L’enseignement différencié

À la lecture du billet de Micaël intitulé Une chance de réussir pour chacun, quelques idées me sont venues à l’esprit sur ce sujet délicat. Je voudrais parler ici d’enseignement différencié plutôt que d’évaluation différenciée. Je suis d’accord avec Micaël quand il souligne que les étudiants ne nous arrivent pas tous avec le même bagage lorsqu’ils se présentent en classe au début d’un cours. À la question de la culture générale inégale, j’ajouterais un facteur évident pour tous les professeurs, mais qu’on ne reconnaît pas aisément, l’inégalité des dons, du talent en d’autres mots. Pour ma part, je considère que c’est l’élément le plus déterminant et, en conséquence, il limite de manière rédhibitoire les progrès que nous pouvons faire accomplir aux étudiants. Rendus au niveau collégial, les jeux sont faits dans une large mesure. Que nous reste-t-il alors comme espace d’intervention ? Que peut-on tout de même réaliser en classe ?

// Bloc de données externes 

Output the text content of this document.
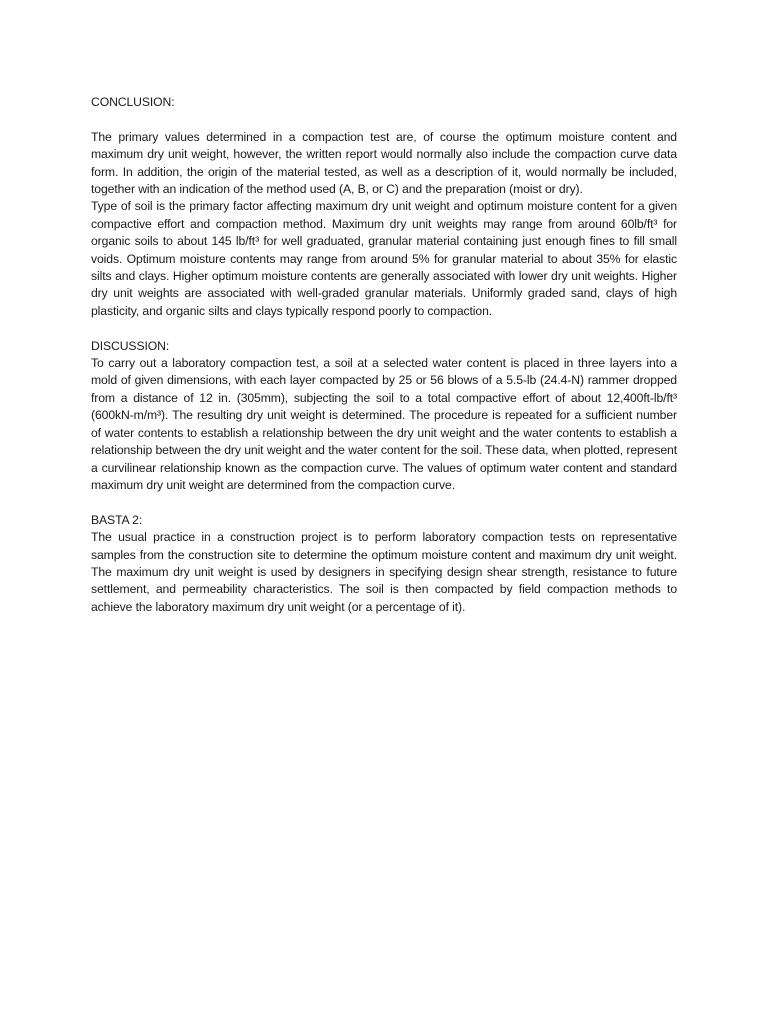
CONCLUSION:

The primary values determined in a compaction test are, of course the optimum moisture content and maximum dry unit weight, however, the written report would normally also include the compaction curve data form. In addition, the origin of the material tested, as well as a description of it, would normally be included, together with an indication of the method used (A, B, or C) and the preparation (moist or dry).

Type of soil is the primary factor affecting maximum dry unit weight and optimum moisture content for a given compactive effort and compaction method. Maximum dry unit weights may range from around 60lb/ft³ for organic soils to about 145 lb/ft³ for well graduated, granular material containing just enough fines to fill small voids. Optimum moisture contents may range from around 5% for granular material to about 35% for elastic silts and clays. Higher optimum moisture contents are generally associated with lower dry unit weights. Higher dry unit weights are associated with well-graded granular materials. Uniformly graded sand, clays of high plasticity, and organic silts and clays typically respond poorly to compaction.

DISCUSSION:

To carry out a laboratory compaction test, a soil at a selected water content is placed in three layers into a mold of given dimensions, with each layer compacted by 25 or 56 blows of a 5.5-lb (24.4-N) rammer dropped from a distance of 12 in. (305mm), subjecting the soil to a total compactive effort of about 12,400ft-lb/ft³ (600kN-m/m³). The resulting dry unit weight is determined. The procedure is repeated for a sufficient number of water contents to establish a relationship between the dry unit weight and the water contents to establish a relationship between the dry unit weight and the water content for the soil. These data, when plotted, represent a curvilinear relationship known as the compaction curve. The values of optimum water content and standard maximum dry unit weight are determined from the compaction curve.

BASTA 2:

The usual practice in a construction project is to perform laboratory compaction tests on representative samples from the construction site to determine the optimum moisture content and maximum dry unit weight. The maximum dry unit weight is used by designers in specifying design shear strength, resistance to future settlement, and permeability characteristics. The soil is then compacted by field compaction methods to achieve the laboratory maximum dry unit weight (or a percentage of it).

Première chose. La philosophie possède un avantage sur les sciences humaines et la plupart des autres matières enseignées dans le sens où, pour une très large part, elle s’adresse à nous en tant que nous sommes des êtres humains. Je me suis mis à enseigner à partir de cette considération depuis un certain temps et je crois pouvoir, dans une certaine mesure, contourner ainsi la disparité de la culture générale chez mes étudiants. Après tout, ils sont des êtres humains et si j’aborde avec eux la question de la finitude, ils se situent là tous sur le même pied. Je peux commencer à ériger quelque chose avec eux sur cette base. Il est certain que les plus doués construiront leur édifice plus rapidement que les autres et il sera sans doute plus solide, mais chacun aura l’occasion de construire quelque chose de suffisant pour répondre aux exigences du cours.

Deuxième chose. Mes cours ne présentent toujours que quelques concepts fondamentaux. Chacun pourra minimalement les appréhender, en rendre compte, mais les meilleurs pourront pousser leur travail aussi loin que s’ils étaient à l’Université sans que cela affecte le moindrement la cohérence du cours ni la cohésion de la classe.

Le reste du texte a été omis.